The other place, I’m afraid, is private. It’s a very small town with more than a few lakes in upper Wisconsin, with a population of fifty-two. I can tell you it is about eight hours north of Chicago, by car. There, we relax in the family cabin, fish on the lake, watch in awe as the bald eagles in the trees swoop down just feet from you to scoop up a fish. Surrounded by nature (without cell phone coverage or high-speed internet) you quickly fall into a state of calm. So, as we raise our young children, we are always sure to show them wonderful far-away lands, but also to appreciate the beauty in our own country.
TRO: Are there any destinations on your “bucket list”?
JP: Internationally; while I’ve been to China and traveled around Asia, I never got to see the Great Wall because of a change of plans. I must return there and stand on that wall before I die. Other places on my “must see” list include Bora Bora, Myanmar, Norway and Cambodia.

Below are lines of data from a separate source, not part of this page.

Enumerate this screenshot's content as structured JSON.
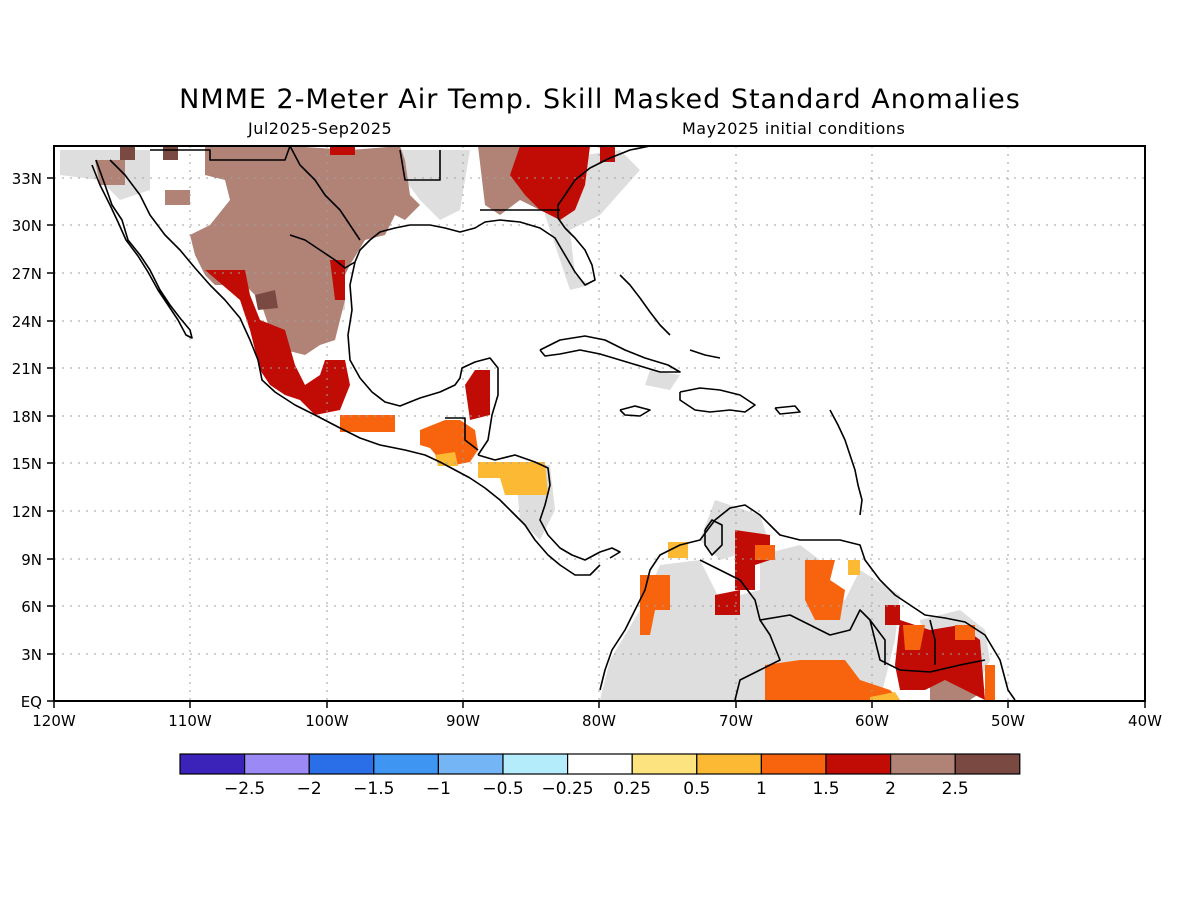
{
  "title": "NMME 2-Meter Air Temp. Skill Masked Standard Anomalies",
  "subtitle_left": "Jul2025-Sep2025",
  "subtitle_right": "May2025 initial conditions",
  "map": {
    "lat_ticks": [
      "33N",
      "30N",
      "27N",
      "24N",
      "21N",
      "18N",
      "15N",
      "12N",
      "9N",
      "6N",
      "3N",
      "EQ"
    ],
    "lon_ticks": [
      "120W",
      "110W",
      "100W",
      "90W",
      "80W",
      "70W",
      "60W",
      "50W",
      "40W"
    ],
    "lon_range": [
      -120,
      -40
    ],
    "lat_range": [
      0,
      35
    ],
    "grid": "dotted"
  },
  "colorbar": {
    "labels": [
      "-2.5",
      "-2",
      "-1.5",
      "-1",
      "-0.5",
      "-0.25",
      "0.25",
      "0.5",
      "1",
      "1.5",
      "2",
      "2.5"
    ],
    "colors": [
      "#3b22b8",
      "#9b8af5",
      "#2a6ee8",
      "#3f95f2",
      "#74b5f5",
      "#b4ecfb",
      "#ffffff",
      "#fde380",
      "#fcb933",
      "#f7640d",
      "#c10c05",
      "#b18377",
      "#7a4a42"
    ]
  },
  "legend_colors": {
    "masked_gray": "#dedede",
    "coast": "#000000"
  }
}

In the US, I really want to get to all the finalist towns on our Best of the Road ® promotion with USA TODAY. Some of the videos look awesome. I can’t believe I had never even heard of some of these small towns. Places like Sandpoint, Idaho and Glenwood Springs, Colorado.
TRO: Do you have any advice for travel agents?
JP: Yes. Specifically you should do three things; A) practice and refine your craft, B) enhance your social media footprint and C) specialize, specialize, specialize.
Remember the fears travel agents had in 1996 about the internet? They were unfounded then. Frankly, I think you have more to worry about now. The internet (and Google) has made travel information (some really good, up-to-date, relevant information) available online, at your fingertips. In the old days, travel generalists could be heroes just by doing some research. Today’s travelers don’t want someone simply to do research; they want expert advice from someone with firsthand knowledge and experience. They want someone who has traveled, many times, to the very destination they are looking to visit. They want someone with personal contacts in that destination and if you speak the local language, that helps as well. If you’re the type of agent that finds him or herself saying “I can book anything for anyone” I’m sorry, but your days are numbered. Rather, you should be saying something like “I’m a Greece destination specialist” or “I specialize in travel for families with young children” or “I’m a destination wedding specialist.” Get it? Generalists, especially in travel, are dinosaurs.
TRO: Is there anything else coming up for Tripology or anything else you would like to share?
JP: I can tell you we’ve signed a deal with and are about to announce an alliance with a very popular media outlet (online, broadcast, etc.) We’re days away from announcing it. The alliance gives visitors to the media outlet’s website access to select Tripology travel specialists for assistance in planning their trips. The move takes the media outlet’s viewers beyond inspiring their food and travel lifestyle dreams by helping connect them with select Tripologists to experience firsthand the destinations they showcase. All of us at Tripology and Rand McNally are very excited and we’ll have much more to say in the coming days and weeks!